“If the devil were wise enough and would stand by in silence and let the gospel be preached, he would suffer less harm. For when there is no battle for the gospel it rusts and it finds no cause and no occasion to show its vigor and power. Therefore, nothing better can befall the gospel than that the world should fight it with force
and cunning.”  That is what Luther said a long time ago.

The world fights the Gospel at every turn.  Even Christians fight the Gospel with self justification and reason.  Every time I try and justify myself I fight the Gospel.  Strangely enough we can fight the Gospel when we try and explain it rather than preach it.  Some believe that we fight against the Gospel when we try and defend it.

Siebert W. Becker wrote an article in the Concordia Theological Monthly in 1958 about Luther’s view of “apologetics” or the defense of the faith.  The WA’s are the citations from Luther’s Works.

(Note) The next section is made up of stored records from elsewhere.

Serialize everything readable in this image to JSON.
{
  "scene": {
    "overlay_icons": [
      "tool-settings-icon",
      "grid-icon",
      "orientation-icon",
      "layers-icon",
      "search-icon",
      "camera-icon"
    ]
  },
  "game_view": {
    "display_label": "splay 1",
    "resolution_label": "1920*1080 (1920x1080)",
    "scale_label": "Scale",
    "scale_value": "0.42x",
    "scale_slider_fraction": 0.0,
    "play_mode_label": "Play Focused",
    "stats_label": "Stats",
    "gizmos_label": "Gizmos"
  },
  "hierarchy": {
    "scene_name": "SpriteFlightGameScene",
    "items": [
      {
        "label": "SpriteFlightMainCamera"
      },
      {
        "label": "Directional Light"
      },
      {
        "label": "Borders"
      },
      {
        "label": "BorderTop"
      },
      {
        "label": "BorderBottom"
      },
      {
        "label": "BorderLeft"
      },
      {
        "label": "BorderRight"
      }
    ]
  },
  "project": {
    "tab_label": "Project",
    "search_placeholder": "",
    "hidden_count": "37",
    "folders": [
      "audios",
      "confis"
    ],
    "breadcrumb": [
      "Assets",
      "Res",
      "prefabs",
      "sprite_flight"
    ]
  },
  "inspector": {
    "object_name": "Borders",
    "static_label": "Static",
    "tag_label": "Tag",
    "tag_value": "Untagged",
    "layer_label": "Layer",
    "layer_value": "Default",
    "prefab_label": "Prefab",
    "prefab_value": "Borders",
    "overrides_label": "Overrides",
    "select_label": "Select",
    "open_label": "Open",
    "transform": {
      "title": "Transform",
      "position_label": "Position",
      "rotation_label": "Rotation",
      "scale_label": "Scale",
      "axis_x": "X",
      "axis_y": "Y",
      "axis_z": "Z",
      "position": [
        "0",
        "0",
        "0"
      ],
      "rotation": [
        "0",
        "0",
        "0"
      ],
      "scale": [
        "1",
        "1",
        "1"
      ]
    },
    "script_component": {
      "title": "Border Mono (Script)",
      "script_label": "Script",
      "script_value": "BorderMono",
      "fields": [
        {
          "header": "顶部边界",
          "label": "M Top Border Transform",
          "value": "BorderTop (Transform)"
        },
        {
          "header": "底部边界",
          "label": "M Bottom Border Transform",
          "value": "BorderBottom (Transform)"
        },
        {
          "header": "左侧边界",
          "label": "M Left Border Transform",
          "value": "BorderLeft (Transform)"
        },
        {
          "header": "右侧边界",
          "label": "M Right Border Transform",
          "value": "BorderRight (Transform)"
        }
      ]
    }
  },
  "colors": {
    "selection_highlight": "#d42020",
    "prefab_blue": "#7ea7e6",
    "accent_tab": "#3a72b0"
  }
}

“We are zealously to guard against all attempts to explain the way of God. If the Lord has not Himself revealed it to us in His Word, we must take off our hat and stand in awe of His majestic excellence. And if men murmur, let them murmur. God will not be changed to suit their ideas. If many are offended and leave, the elect, at least, will remain. If men ask us, for example, why God created Adam in such a way that He could sin, we can only reply that He is God and His will has no rules and regulations according to which it must act (WA 18, 712). The writings of Luther abound in warnings against this why, this effort to find a rational explanation for the ways of God, which are past understanding (WA 16, 143f.; 43, 76f.; 47, 540). He even invented a name for those who ask this question. He called them “Whyers” and “Whatforers” (WA 43, 77: Curistas et Quaristas). God’s acts or words do not require explanation or justification. They are right and good simply because they are the words and acts of God. To demand that God should conform to human patterns of thought and earthly standards of conduct is to shut God up in a glass where I can observe Him (WA 16, 141). Before such arrogance, Luther recoiled in horror.”